I see four avenues by which to incorporate hot peppers into your meat: hot chile oil, dried ground chile pepper, hot sauces, and most obviously, directly employing whole hot peppers, be them fresh, dried or canned.
Make Your Own Chile Oil
You can buy chile oil or you can easily make your own by simply adding ground hot peppers to a container of oil and allowing it time to infuse. The oil can be used as a constituent for a marinade or another sauce, or to sauté or pan-fry your meat. Or you can drizzle some on at the end as a finishing touch.
There are many varieties of pre-made, dried, ground hot pepper. Some are in powdered form such as ground cayenne and some are in flakes like the crushed hot pepper found in pizza parlors everywhere. But of course, buying whole chiles, (fresh or dried), and making your own will afford the best flavor.
If the peppers are already dried, merely whiz them in a spice grinder or food processor and then store in a jar. If they are fresh, cut them open, spread them out on a sheet tray, place them in a 200 degree F. oven overnight until dried, and then grind them.
Ground hot pepper can be added to a marinade or a spice rub applied to meat before cooking. Or you can sprinkle some in as the dish is cooking or again, use it as a condiment it at the end of cooking. Like most dried spices however, you will reap its fullest flavor if the recipe in question involves liquid and the ground chiles are allowed to slowly permeate it.

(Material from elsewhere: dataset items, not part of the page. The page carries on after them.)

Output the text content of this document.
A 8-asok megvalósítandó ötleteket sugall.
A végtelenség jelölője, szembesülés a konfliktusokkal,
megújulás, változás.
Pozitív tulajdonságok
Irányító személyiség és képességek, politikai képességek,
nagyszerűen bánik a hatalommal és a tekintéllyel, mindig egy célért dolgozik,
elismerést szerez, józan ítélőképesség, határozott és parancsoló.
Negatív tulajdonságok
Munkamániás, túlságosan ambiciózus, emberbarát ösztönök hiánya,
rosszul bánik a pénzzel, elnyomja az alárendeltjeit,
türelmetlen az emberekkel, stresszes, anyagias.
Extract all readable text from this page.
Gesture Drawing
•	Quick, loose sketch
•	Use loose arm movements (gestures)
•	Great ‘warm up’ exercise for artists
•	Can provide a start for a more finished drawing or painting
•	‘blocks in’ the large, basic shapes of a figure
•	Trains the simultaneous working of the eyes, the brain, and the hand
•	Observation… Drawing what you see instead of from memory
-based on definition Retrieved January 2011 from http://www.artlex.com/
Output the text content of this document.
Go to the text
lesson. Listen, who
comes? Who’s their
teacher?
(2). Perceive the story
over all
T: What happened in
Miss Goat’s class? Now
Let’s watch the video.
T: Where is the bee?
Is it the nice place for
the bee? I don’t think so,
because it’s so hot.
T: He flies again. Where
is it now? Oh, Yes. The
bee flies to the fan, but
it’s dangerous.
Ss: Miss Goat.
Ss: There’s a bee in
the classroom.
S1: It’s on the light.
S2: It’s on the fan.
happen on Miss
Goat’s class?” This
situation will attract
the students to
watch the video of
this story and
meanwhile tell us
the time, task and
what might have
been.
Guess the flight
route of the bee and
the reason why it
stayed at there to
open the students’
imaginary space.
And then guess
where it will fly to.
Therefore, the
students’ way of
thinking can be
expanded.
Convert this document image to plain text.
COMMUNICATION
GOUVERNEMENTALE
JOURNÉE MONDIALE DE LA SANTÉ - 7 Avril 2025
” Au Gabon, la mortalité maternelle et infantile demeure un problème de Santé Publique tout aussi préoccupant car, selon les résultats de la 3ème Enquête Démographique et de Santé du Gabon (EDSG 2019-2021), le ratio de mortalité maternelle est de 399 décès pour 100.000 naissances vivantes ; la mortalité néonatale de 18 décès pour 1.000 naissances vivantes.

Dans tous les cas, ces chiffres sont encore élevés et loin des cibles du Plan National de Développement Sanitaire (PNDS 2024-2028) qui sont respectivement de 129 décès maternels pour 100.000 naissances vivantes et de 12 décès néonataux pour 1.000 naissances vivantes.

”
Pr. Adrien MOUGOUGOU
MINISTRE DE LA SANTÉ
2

Should I Buy Store-Bought Chile Powder?
If you plan on relying on store-bought chile powder, please note that there is a difference between chile (with an "e" powder and chili (with an "i") powder. Chile (with an "e") powder is solely ground chile peppers. Chili (with an "i") powder is a mixture of chile powder and other spices such as cumin, coriander, garlic, etc.
As for hot sauces, there's basically an infinite number based on every hot pepper imaginable and in conjunction with innumerable other ingredients. Choose the one you like based on taste and heat level. Then, like hot oil or chile powder, incorporate it into a marinade, utilize it as a component for a sauce, or dispense it straight on its own, as a condiment at the table.
Buying Fresh or Dried Chile Peppers
Finally there are fresh chile peppers, whole dried chiles, and canned chiles. Fresh chiles can easily be chopped and added to a dish at virtually any point in the cooking process. Sauté them with onions and/or garlic and then adorn your steak. I also like grilled long hot peppers, left whole, with steak. Or I might sprinkle freshly chopped peppers on my meat at the table. Or let them bathe in the fluid for a braised meat dish.
Dried whole chiles are usually soaked in hot water first, and then used like fresh ones. Finely strain the fluid they soaked in with cheesecloth and then use it to deglaze a pan or as a component of a sauce or cooking liquid. Use either fresh or whole dried chiles to make your own hot sauce. Chop and boil them in a water/vinegar combo with other aromatics and/or spices and then whiz everything in a blender.
Finally, canned chile peppers, such as chipotles, (smoked jalapenos), can be used like fresh chiles. They are very hot and the sauce they are packed in, called adobo, is delicious.